The issues concerning San Benito County residents are a priority for Hernandez. He supports the creation of a Joint Powers Authority (JPA) led by the county to take over the embattled Hazel Hawkins Memorial Hospital. He wants local government to be accountable to the local community and not a state or federal government that doesn’t consider regional needs.

“We’re becoming worse and worse listeners to local governments, to the people in those communities, and by default there’s collateral damage,” Hernandez says. 

Hernandez emphasizes that his understanding of the community around him and their struggles is what sets him apart.

“I’m a first generation Mexican-American. I‘m proud of the fact that I came from very little, very humble beginnings. My mom worked the fields for 30 years,” Hernandez says.

His family has owned and operated Kai’s Ohana since 2017, sticking to the work ethos he learned growing up.

Despite being from an immigrant family, Hernandez does not support illegal immigration or an “open border.” He says that creating opportunities and protecting them for future generations hinges on the sovereignty of the nation and its borders. Hernandez disagrees with Gov. Gavin Newsom’s policy of providing basic healthcare to undocumented families.

“We have a governor that’s basically saying we’re going to give free healthcare to every illegal immigrant coming across the border. That’s unsustainable,” Hernandez says.

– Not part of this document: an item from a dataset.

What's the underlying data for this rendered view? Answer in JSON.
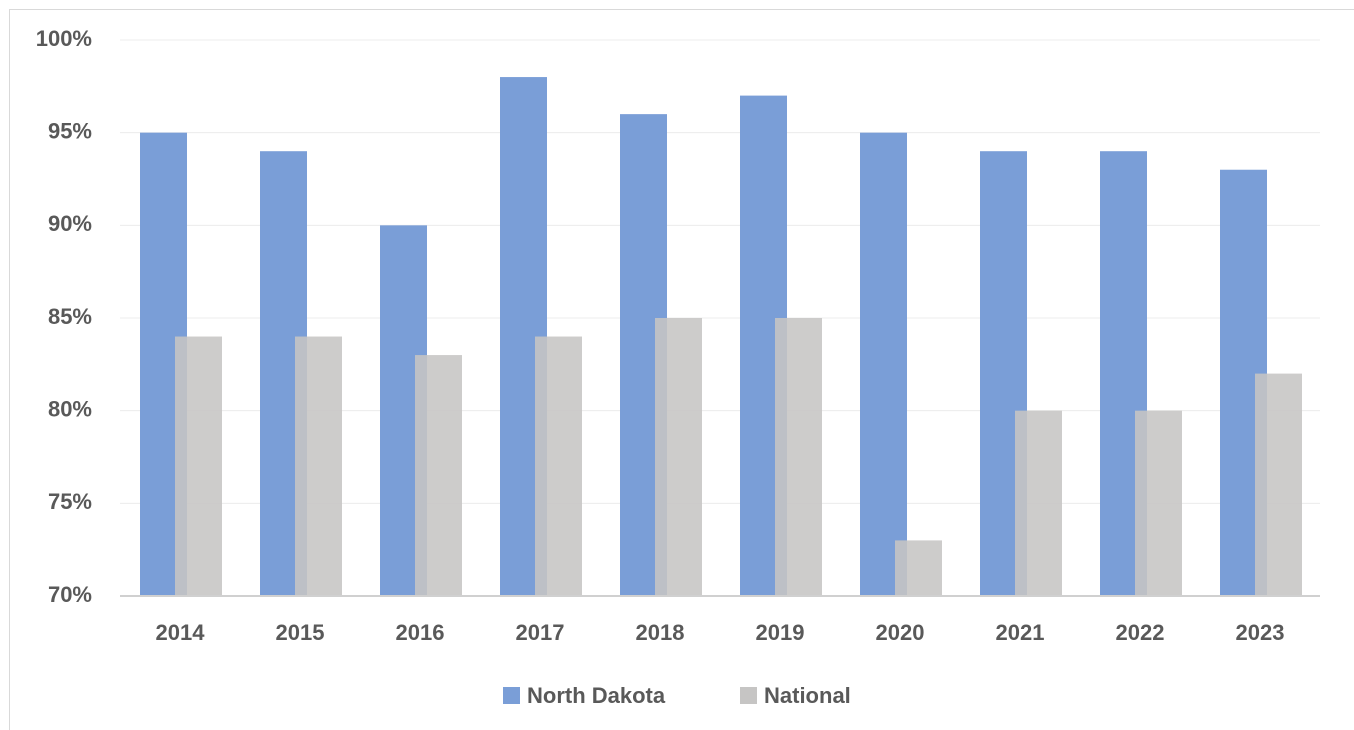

As for asylum seekers (a large number of which are stuck at the U.S.-Mexico border), the conservative candidate says that the immigration system is broken and a more efficient and robust vetting process needs to be in place before the country lets people come into the U.S. en masse. He clarifies that he is not anti-immigrant, but “pro-human.” A glance at his campaign website displays a tab for a Spanish translation of the site.

“We need a border that works,” he says.

Hernandez tows the party line on most issues. He is pro-gun rights, pro-police and has dug into his position in the culture war. 

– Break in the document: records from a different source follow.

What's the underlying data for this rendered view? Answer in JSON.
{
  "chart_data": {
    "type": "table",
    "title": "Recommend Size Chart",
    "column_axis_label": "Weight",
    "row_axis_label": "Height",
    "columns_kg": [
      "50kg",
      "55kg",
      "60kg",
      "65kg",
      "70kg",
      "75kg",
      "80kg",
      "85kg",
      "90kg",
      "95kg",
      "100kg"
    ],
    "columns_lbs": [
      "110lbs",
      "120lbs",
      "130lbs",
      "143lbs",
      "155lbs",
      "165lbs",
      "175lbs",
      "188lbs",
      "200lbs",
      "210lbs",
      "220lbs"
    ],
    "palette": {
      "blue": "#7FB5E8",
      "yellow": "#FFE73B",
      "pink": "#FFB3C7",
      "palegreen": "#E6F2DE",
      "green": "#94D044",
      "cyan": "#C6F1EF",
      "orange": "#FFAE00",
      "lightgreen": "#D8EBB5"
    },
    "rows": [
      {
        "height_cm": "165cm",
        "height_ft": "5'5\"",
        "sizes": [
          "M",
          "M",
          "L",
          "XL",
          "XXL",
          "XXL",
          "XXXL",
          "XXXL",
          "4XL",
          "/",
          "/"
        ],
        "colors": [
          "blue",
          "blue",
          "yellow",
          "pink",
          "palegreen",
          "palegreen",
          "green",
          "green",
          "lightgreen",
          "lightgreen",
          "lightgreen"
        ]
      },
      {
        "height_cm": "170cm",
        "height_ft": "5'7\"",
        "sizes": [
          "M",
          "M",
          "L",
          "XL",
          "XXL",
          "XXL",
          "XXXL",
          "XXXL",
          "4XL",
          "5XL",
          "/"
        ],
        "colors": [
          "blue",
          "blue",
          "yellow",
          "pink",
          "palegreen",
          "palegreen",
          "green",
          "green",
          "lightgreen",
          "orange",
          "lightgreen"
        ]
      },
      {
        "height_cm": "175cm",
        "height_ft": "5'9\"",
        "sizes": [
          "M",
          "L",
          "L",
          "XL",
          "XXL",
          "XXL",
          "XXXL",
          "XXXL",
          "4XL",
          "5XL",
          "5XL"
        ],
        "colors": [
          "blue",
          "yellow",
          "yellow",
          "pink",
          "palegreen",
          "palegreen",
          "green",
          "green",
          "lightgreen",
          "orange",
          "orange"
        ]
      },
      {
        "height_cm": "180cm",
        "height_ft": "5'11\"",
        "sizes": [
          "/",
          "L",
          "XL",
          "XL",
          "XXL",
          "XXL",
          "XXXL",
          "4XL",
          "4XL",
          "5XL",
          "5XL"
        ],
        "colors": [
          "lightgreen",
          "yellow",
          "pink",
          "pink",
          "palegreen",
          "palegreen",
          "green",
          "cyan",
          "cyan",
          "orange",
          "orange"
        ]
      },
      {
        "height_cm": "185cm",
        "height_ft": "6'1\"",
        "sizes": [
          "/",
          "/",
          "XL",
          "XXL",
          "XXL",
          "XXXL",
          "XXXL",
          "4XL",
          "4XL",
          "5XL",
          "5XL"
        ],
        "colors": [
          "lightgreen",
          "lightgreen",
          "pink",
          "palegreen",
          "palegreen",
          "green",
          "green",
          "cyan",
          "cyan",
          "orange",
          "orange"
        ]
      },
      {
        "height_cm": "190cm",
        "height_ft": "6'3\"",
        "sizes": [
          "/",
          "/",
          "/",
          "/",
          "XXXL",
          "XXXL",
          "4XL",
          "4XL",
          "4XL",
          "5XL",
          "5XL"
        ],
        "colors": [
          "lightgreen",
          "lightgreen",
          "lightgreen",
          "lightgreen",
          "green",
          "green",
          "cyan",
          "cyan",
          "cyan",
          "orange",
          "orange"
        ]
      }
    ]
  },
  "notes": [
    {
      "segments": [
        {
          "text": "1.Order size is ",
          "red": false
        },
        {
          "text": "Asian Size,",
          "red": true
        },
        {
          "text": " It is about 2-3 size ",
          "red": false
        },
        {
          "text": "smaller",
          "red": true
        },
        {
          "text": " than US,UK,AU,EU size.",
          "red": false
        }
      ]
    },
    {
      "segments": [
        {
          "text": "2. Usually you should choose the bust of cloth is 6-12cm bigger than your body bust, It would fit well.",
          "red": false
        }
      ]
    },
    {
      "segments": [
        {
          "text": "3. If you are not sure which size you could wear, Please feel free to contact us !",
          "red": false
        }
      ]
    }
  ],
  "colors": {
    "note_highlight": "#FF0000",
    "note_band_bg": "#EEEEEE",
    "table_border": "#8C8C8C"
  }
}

According to his campaign website, Hernandez supports what he calls parental control over children’s education and healthcare. “Our educational and healthcare systems are broken. With weakened, socially divisive curriculum in education and forced medical treatments being pushed upon children, parents are left in the dark and dis-empowered,” says a portion of his website.

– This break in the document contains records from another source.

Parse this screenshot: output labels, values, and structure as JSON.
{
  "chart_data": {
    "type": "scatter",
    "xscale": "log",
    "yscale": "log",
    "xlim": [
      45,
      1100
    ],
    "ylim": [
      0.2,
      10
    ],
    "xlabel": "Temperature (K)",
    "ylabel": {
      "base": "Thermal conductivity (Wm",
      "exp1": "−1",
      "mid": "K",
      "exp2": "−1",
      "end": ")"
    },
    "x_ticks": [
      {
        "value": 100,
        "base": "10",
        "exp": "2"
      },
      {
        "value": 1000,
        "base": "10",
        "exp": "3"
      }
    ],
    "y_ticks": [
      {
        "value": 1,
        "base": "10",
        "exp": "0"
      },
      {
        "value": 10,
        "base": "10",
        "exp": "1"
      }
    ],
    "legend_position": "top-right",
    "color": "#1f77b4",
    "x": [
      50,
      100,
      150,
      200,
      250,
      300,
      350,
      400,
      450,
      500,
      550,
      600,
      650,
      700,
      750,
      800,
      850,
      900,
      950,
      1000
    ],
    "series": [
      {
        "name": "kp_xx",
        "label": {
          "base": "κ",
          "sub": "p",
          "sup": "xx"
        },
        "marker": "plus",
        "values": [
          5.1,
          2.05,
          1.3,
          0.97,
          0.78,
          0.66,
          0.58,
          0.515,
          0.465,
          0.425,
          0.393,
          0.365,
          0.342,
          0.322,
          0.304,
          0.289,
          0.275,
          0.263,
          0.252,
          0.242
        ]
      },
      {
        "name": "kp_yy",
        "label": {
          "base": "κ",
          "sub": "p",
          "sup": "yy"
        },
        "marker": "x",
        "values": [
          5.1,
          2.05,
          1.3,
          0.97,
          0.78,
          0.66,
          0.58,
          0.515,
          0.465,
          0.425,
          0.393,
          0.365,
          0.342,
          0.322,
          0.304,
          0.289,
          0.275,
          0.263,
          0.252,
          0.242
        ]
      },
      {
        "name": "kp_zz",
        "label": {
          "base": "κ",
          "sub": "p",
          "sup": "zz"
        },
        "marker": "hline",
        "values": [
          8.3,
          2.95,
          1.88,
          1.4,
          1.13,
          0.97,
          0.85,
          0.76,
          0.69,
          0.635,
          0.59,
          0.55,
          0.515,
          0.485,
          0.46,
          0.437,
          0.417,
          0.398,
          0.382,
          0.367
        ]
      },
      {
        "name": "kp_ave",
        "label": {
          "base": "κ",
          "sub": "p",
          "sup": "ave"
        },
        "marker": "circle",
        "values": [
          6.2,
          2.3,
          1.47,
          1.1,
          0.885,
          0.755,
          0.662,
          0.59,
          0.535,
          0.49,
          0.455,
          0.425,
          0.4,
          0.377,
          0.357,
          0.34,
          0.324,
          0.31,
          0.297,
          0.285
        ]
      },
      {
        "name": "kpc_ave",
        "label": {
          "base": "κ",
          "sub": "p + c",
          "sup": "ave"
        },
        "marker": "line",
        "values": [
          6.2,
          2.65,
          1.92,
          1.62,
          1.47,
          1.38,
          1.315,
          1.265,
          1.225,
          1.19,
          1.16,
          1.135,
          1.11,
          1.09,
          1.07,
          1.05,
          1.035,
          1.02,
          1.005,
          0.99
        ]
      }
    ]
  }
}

Even though Hernandez takes a staunch conservative stance on polarizing issues, he says that he does not want to promote divisiveness. He touts his previous work on creating a parklet program for outside dining in Hollister, during pandemic restrictions, as an example of reaching across the aisle and bringing everyone together for a common goal. He feels that he can scale that up as a congressional representative.

“The biggest thing is that I really do believe that we need to unify our nation. If you notice from our [election] race, there’s a lot of emotion and I would say even anger coming from candidates,” he says. 

“That’s not healthy. That’s not helping anybody. You have to work harder at building bridges so you can lower the temperature so that [the other side] is even at least in a position to listen to you.”